Bronze peint, accessoires et tissus • dimensions variables • Coll. Hanson • © akg-images
Maurizio Cattelan, Him, 2001
La plus controversée
Figure incontournable de la scène contemporaine, Maurizio Cattelan est habitué aux coups d’éclat (et de maître). Cette sculpture en cire, résine de polyester et cheveux humains, représentant un homme brun agenouillé, n’a a priori rien de remarquable. Il faut l’observer de face pour être saisi par l’effroi : l’homme n’est autre qu’Adolf Hitler, installé comme s’il priait ! Controversée, l’œuvre a fait couler beaucoup d’encre et a choqué, notamment lorsqu’elle fut installée, en 2013, dans l’ancien ghetto de Varsovie, où furent enfermés pendant la Seconde Guerre mondiale 500 000 juifs dans de terribles conditions.
techniques mixtes • 101 x 43,1 x 63,5 cm • Coll. part. • © ADAGP, Paris / © Photo Christie's Images / Bridgeman Images
Ron Mueck, A Girl, 2006
La plus monumentale
Star de l’hyperréalisme, Ron Mueck travaille les jeux d’échelles afin de surprendre le spectateur et de le questionner sur sa perception du monde qui l’entoure… Jusqu’à faire naître chez lui un curieux sentiment d’inquiétante étrangeté. Comme c’est le cas face à ce (tout) nouveau-né de 5 mètres ! Imperfections de l’épiderme, cheveux et même traces de sang… Aucun détail n’est laissé au hasard. Les sculptures de Mueck lui demandent, ainsi qu’à ses nombreux assistants, plusieurs mois de travail. C’est pourquoi l’artiste n’a produit seulement qu’une quarantaine d’œuvres !
techniques mixtes • 110,5 x 501 x 134,5 cm • © TEMPORA
Sun Yuan et Peng Yu, Old people’s Home, 2007
La plus grinçante
C’est un curieux ballet de chaises roulantes orchestré par Sun Yuan et Peng Yu, duo d’artistes chinois qui, à l’aide d’une bonne dose de provoc’ (ils n’hésitent pas à employer dans leurs œuvres de la graisse humaine, des animaux morts…) font voler en éclat les tabous comme la vieillesse, la mort ou encore la religion. Parmi les 13 vieillards qui participent à cette réunion du 3e âge, on compte des évêques, des dignitaires de l’armée, des dictateurs… Tous paraissent endormis – voire complètement shootés – tandis que les fauteuils avancent seuls… Une satire des grands sommets politiques internationaux.
techniques mixtes • dimensions variables • Courtesy Galleria Continua, San Gimignano
John De Andrea, Dying Paul, 2010
La plus classique
C’est l’un des pères fondateurs de l’hyperréalisme. John De Andrea réinterprète les nus classiques, multipliant les références à la statuaire antique.

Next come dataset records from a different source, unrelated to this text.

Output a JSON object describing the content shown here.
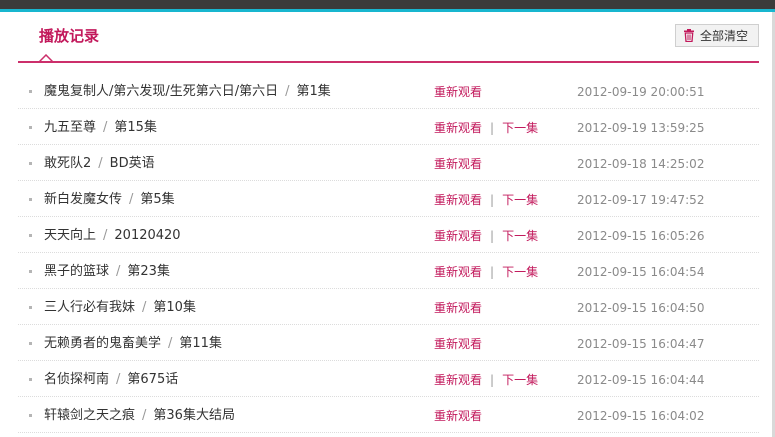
{
  "header": {
    "title": "播放记录",
    "clear_all_label": "全部清空"
  },
  "history": [
    {
      "show": "魔鬼复制人/第六发现/生死第六日/第六日",
      "episode": "第1集",
      "rewatch": "重新观看",
      "next": "",
      "time": "2012-09-19 20:00:51"
    },
    {
      "show": "九五至尊",
      "episode": "第15集",
      "rewatch": "重新观看",
      "next": "下一集",
      "time": "2012-09-19 13:59:25"
    },
    {
      "show": "敢死队2",
      "episode": "BD英语",
      "rewatch": "重新观看",
      "next": "",
      "time": "2012-09-18 14:25:02"
    },
    {
      "show": "新白发魔女传",
      "episode": "第5集",
      "rewatch": "重新观看",
      "next": "下一集",
      "time": "2012-09-17 19:47:52"
    },
    {
      "show": "天天向上",
      "episode": "20120420",
      "rewatch": "重新观看",
      "next": "下一集",
      "time": "2012-09-15 16:05:26"
    },
    {
      "show": "黑子的篮球",
      "episode": "第23集",
      "rewatch": "重新观看",
      "next": "下一集",
      "time": "2012-09-15 16:04:54"
    },
    {
      "show": "三人行必有我妹",
      "episode": "第10集",
      "rewatch": "重新观看",
      "next": "",
      "time": "2012-09-15 16:04:50"
    },
    {
      "show": "无赖勇者的鬼畜美学",
      "episode": "第11集",
      "rewatch": "重新观看",
      "next": "",
      "time": "2012-09-15 16:04:47"
    },
    {
      "show": "名侦探柯南",
      "episode": "第675话",
      "rewatch": "重新观看",
      "next": "下一集",
      "time": "2012-09-15 16:04:44"
    },
    {
      "show": "轩辕剑之天之痕",
      "episode": "第36集大结局",
      "rewatch": "重新观看",
      "next": "",
      "time": "2012-09-15 16:04:02"
    }
  ],
  "colors": {
    "accent": "#c2185b",
    "top_bar": "#3b3b3b",
    "top_line": "#18b6cf"
  },
  "icons": {
    "clear_all": "trash-icon"
  }
}
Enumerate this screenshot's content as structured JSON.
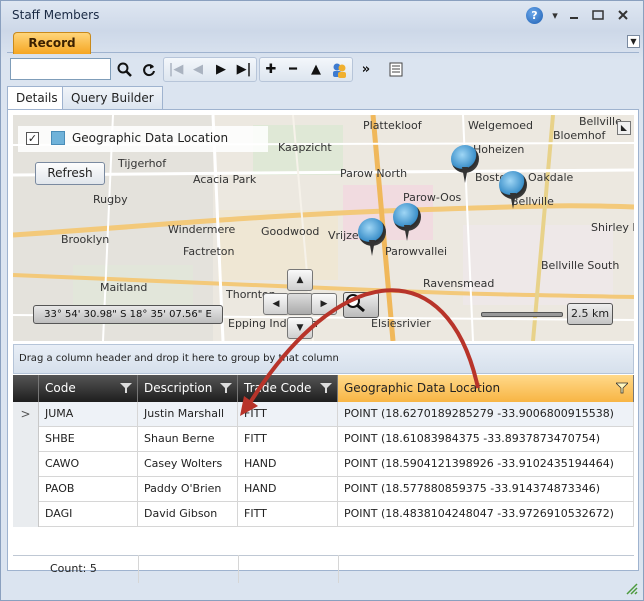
{
  "window": {
    "title": "Staff Members",
    "help_icon": "?"
  },
  "tabs": {
    "record_label": "Record"
  },
  "toolbar": {
    "search_value": ""
  },
  "subtabs": [
    {
      "label": "Details"
    },
    {
      "label": "Query Builder"
    }
  ],
  "map": {
    "layer_label": "Geographic Data Location",
    "layer_checked": true,
    "refresh_label": "Refresh",
    "coordinates": "33° 54' 30.98\" S 18° 35' 07.56\" E",
    "scale": "2.5 km",
    "places": [
      "Plattekloof",
      "Welgemoed",
      "Bellville",
      "Bloemhof",
      "Kaapzicht",
      "Hoheizen",
      "Tijgerhof",
      "Acacia Park",
      "Parow North",
      "Boston",
      "Oakdale",
      "Rugby",
      "Parow-Oos",
      "Bellville",
      "Shirley Park",
      "Brooklyn",
      "Windermere",
      "Goodwood",
      "Vrijzee",
      "Parowvallei",
      "Factreton",
      "Ravensmead",
      "Bellville South",
      "Maitland",
      "Thornton",
      "Elsiesrivier",
      "Epping Industria"
    ]
  },
  "grid": {
    "group_hint": "Drag a column header and drop it here to group by that column",
    "columns": [
      "Code",
      "Description",
      "Trade Code",
      "Geographic Data Location"
    ],
    "rows": [
      {
        "code": "JUMA",
        "description": "Justin Marshall",
        "trade": "FITT",
        "location": "POINT (18.6270189285279 -33.9006800915538)"
      },
      {
        "code": "SHBE",
        "description": "Shaun Berne",
        "trade": "FITT",
        "location": "POINT (18.61083984375 -33.8937873470754)"
      },
      {
        "code": "CAWO",
        "description": "Casey Wolters",
        "trade": "HAND",
        "location": "POINT (18.5904121398926 -33.9102435194464)"
      },
      {
        "code": "PAOB",
        "description": "Paddy O'Brien",
        "trade": "HAND",
        "location": "POINT (18.577880859375 -33.914374873346)"
      },
      {
        "code": "DAGI",
        "description": "David Gibson",
        "trade": "FITT",
        "location": "POINT (18.4838104248047 -33.9726910532672)"
      }
    ],
    "count_label": "Count: 5"
  },
  "colors": {
    "accent": "#f5a623",
    "selected_header": "#f8b544",
    "pin": "#3b8fc9",
    "arrow": "#c0392b"
  },
  "icons": [
    "help-icon",
    "search-icon",
    "refresh-icon",
    "first-icon",
    "prev-icon",
    "next-icon",
    "last-icon",
    "add-icon",
    "remove-icon",
    "up-icon",
    "users-icon",
    "fast-forward-icon",
    "calendar-icon",
    "filter-icon",
    "zoom-icon",
    "map-pin-icon"
  ]
}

Comme ici, où il transpose avec un réalisme parfait le Gladiateur mourant (230–220 av.J.-C.), marbre qui représente un gaulois blessé, résistant à la douleur. À propos de ses sculptures, De Andrea disait « je veux qu’elles respirent. »

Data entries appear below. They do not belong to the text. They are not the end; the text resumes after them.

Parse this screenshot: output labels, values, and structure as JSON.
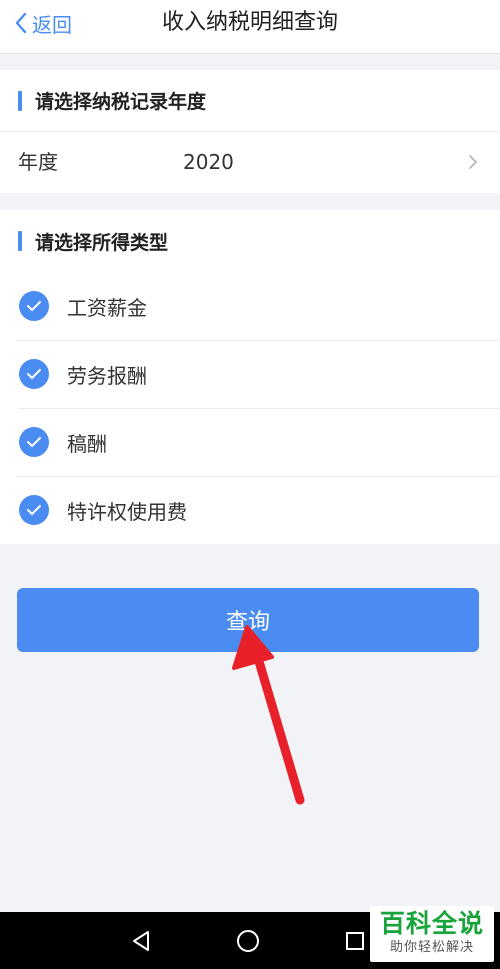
{
  "header": {
    "back_label": "返回",
    "title": "收入纳税明细查询"
  },
  "year_section": {
    "heading": "请选择纳税记录年度",
    "row_label": "年度",
    "row_value": "2020"
  },
  "type_section": {
    "heading": "请选择所得类型",
    "items": [
      {
        "label": "工资薪金",
        "checked": true
      },
      {
        "label": "劳务报酬",
        "checked": true
      },
      {
        "label": "稿酬",
        "checked": true
      },
      {
        "label": "特许权使用费",
        "checked": true
      }
    ]
  },
  "query_button": {
    "label": "查询"
  },
  "watermark": {
    "main": "百科全说",
    "sub": "助你轻松解决"
  },
  "colors": {
    "accent": "#4a8cf1",
    "background": "#f2f3f7",
    "annotation_arrow": "#e8202a",
    "watermark_green": "#18a33b"
  },
  "icons": {
    "back": "chevron-left-icon",
    "row_arrow": "chevron-right-icon",
    "check": "check-circle-icon",
    "nav_back": "triangle-back-icon",
    "nav_home": "circle-home-icon",
    "nav_recent": "square-recent-icon"
  }
}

Bronze polychrome • 66 x 161,5 x 64 cm • Courtesy Galerie GP & N Vallois, Paris / Photo Clérin-Morin
Sam Jinks, Woman and child, 2010
La plus transgénérationnelle
Une grand-mère tient dans ses bras nus un nouveau-né. Cette scène, d’une grande intensité, est l’œuvre de Sam Jinks, artiste australien. Si les deux personnages nous semblent si « vrais », c’est parce que le sculpteur travaille minutieusement le silicone, la résine, le carbonate de calcium, la fibre de verre et bien sûr des cheveux. En représentant de façon si proche les deux grands âges de la vie, il questionne la fragilité de l’existence.

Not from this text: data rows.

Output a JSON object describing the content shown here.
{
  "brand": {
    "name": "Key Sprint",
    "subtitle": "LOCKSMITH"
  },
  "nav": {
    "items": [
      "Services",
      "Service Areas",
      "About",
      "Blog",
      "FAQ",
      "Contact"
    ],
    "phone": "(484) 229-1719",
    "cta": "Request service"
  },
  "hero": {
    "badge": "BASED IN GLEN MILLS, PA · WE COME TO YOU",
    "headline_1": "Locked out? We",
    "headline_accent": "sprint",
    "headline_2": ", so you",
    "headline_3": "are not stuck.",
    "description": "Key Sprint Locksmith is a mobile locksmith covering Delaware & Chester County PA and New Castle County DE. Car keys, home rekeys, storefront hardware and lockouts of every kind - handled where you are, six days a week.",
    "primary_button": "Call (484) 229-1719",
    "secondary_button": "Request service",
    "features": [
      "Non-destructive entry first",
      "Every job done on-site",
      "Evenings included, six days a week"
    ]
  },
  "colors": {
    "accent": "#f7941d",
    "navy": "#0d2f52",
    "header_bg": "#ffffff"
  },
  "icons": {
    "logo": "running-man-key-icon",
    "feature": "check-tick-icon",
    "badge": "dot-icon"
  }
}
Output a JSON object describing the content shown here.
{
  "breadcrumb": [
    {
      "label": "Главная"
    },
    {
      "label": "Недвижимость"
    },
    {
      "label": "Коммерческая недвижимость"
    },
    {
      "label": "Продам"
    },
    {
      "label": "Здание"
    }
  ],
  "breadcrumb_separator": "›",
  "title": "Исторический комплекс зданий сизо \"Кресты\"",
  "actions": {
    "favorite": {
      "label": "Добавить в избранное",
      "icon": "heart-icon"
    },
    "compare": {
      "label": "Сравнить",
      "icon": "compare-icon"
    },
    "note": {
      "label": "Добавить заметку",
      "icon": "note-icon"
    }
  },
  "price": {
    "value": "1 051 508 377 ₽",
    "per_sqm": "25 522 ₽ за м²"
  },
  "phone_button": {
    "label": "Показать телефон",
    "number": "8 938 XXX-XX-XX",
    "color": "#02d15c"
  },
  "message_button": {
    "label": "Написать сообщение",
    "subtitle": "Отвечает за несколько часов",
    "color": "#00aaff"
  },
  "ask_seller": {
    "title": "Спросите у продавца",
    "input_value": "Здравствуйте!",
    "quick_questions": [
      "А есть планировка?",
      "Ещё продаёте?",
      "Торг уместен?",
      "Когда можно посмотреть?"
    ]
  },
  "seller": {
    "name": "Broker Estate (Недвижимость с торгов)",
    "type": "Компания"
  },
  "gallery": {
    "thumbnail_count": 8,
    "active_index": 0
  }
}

techniques mixtes • © TEMPORA
Carole Feuerman, Survival of Serena, 2017
La plus rafraîchissante
On pourrait presque entendre le clapotis de l’eau ! Sauf que cette nageuse de Carole Feuerman se prélasse… sur un socle. Pionnière de l’hyperréalisme dans les années 1970 aux côtés de Hanson et de De Andrea, Carole Feuerman sculpte quant à elle le bronze, qui est ensuite minutieusement peint. L’Américaine se défend de représenter la réalité, ses sculptures sont des fictions, des rêves comme surgis des eaux tranquilles de la Méditerranée.
Bronze peint • © Terence Waeland / Alamy / Hemis
Valter Adam Casotto, In The Box extended, 2018
La plus macro
Un bout de menton, une paume de main, un téton… Et à la surface même de l’épiderme, comme des tatouages : des fusées, des ballons, de jolies maisons… Bref, des dessins d’enfants ! Lorsqu’il n’est pas maquilleur professionnel sur les tournages de blockbusters, Valter Casotto crée des œuvres hyperréalistes où il questionne les conséquences du passage du temps sur l’identité des individus. Avec cette série intitulée « In the Box extended », il croise les générations, créant une forme de symbiose entre l’enfance et la vie d’adulte.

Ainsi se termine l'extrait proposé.